Prompting patterns that get better results
How you phrase instructions matters more than you'd think. Here are the patterns that consistently produce better code.
Define what "done" looks like
Bad: "Improve the authentication."
Good: "Add rate limiting to the login endpoint. 5 attempts per email per 15 minutes. Return 429 with Retry-After header. Write tests for the limit and the reset. Don't touch the registration endpoint."
The second prompt has no ambiguity. Claude can execute it without asking a single clarifying question.
State constraints explicitly
Claude follows the rules it knows about. If you don't mention a constraint, it won't consider it:
- Do NOT modify any files in src/legacy/ — that code is frozen
- The build must pass with Node 18 (no Node 20+ APIs)
- Keep bundle size under 200KB — check with `npm run analyze`
Ask for a plan on anything touching 3+ files
For larger tasks, ask Claude to plan before executing:
Plan how you'd implement a caching layer for API responses. Show me:
1. Which files you'd create or modify
2. The cache invalidation strategy
3. How it integrates with existing middleware
Don't write code yet. Just the plan.
Review the plan, adjust it, then let Claude execute. This catches structural mistakes before they cascade across multiple files. Changing a plan costs nothing. Undoing a half-implemented wrong approach costs hours.
How it all connects
Your setup gives Claude project knowledge. Your automation enforces standards. Your integrations give Claude access to your infrastructure. Workflows determine how Claude operates day to day.

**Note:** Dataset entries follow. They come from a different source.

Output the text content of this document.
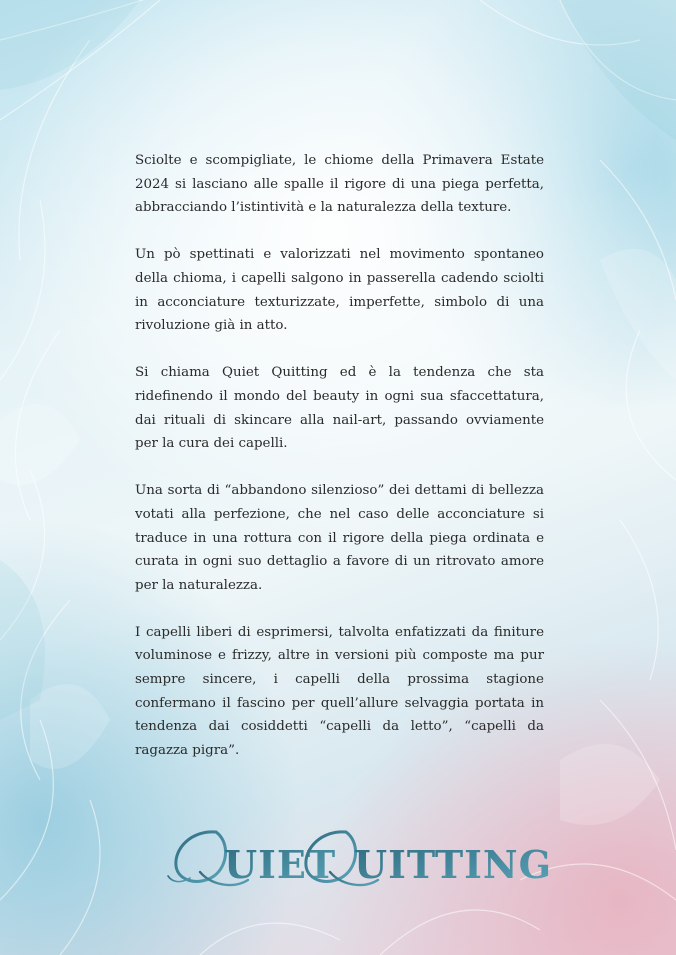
Sciolte e scompigliate, le chiome della Primavera Estate 2024 si lasciano alle spalle il rigore di una piega perfetta, abbracciando l’istintività e la naturalezza della texture.

Un pò spettinati e valorizzati nel movimento spontaneo della chioma, i capelli salgono in passerella cadendo sciolti in acconciature texturizzate, imperfette, simbolo di una rivoluzione già in atto.

Si chiama Quiet Quitting ed è la tendenza che sta ridefinendo il mondo del beauty in ogni sua sfaccettatura, dai rituali di skincare alla nail-art, passando ovviamente per la cura dei capelli.

Una sorta di “abbandono silenzioso” dei dettami di bellezza votati alla perfezione, che nel caso delle acconciature si traduce in una rottura con il rigore della piega ordinata e curata in ogni suo dettaglio a favore di un ritrovato amore per la naturalezza.

I capelli liberi di esprimersi, talvolta enfatizzati da finiture voluminose e frizzy, altre in versioni più composte ma pur sempre sincere, i capelli della prossima stagione confermano il fascino per quell’allure selvaggia portata in tendenza dai cosiddetti “capelli da letto”, “capelli da ragazza pigra”.

UIET UITTING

Start with pre-commit review — it's the easiest win and the one you'll use every single day. Then try subagents next time you have a feature that touches 4+ files. Score your setup to see where your workflow orchestration stands.
Frequently Asked Questions
How many subagents can run at the same time?
It depends on your machine (RAM, CPU) and API rate limits. On a typical dev machine, 3-5 concurrent subagents work well. Each one is a separate session consuming tokens, so watch your usage if you're on API pricing.
Should I use subagents for everything?
No. They add overhead — context switching, session creation, and the risk that a subagent misses context the main session has. A good test: if you could hand the task to a colleague with just a written brief (no verbal explanation needed), it's a subagent candidate. If you'd need a 10-minute conversation to explain the context, keep it in the main session.
What do I do when Claude's fix doesn't work?
First, make sure Claude actually verified the fix by running the failing test. If the fix genuinely doesn't work, don't let Claude try the same approach again. Say "that approach didn't work — propose a different root cause." After three failed attempts, escalate: new hypothesis, human review, or add logging and gather data.
Can Claude Code do pair programming?
Yes, and it works best with a specific split: you drive architecture decisions, Claude handles implementation. Describe what you want at a high level, let Claude propose the code, review it, iterate. The anti-pattern is letting Claude make architecture decisions without your input — those compound, and by the time you notice a wrong turn, Claude has built three layers on top of it.
How do I handle large refactors?
Break them into phases, one subagent per phase. Phase 1: "Rename all occurrences of OldService to NewService." Phase 2: "Update all callers to use the new API signature." Phase 3: "Remove deprecated methods and update tests." Each phase is bounded and testable. The main session tracks progress and handles integration between phases.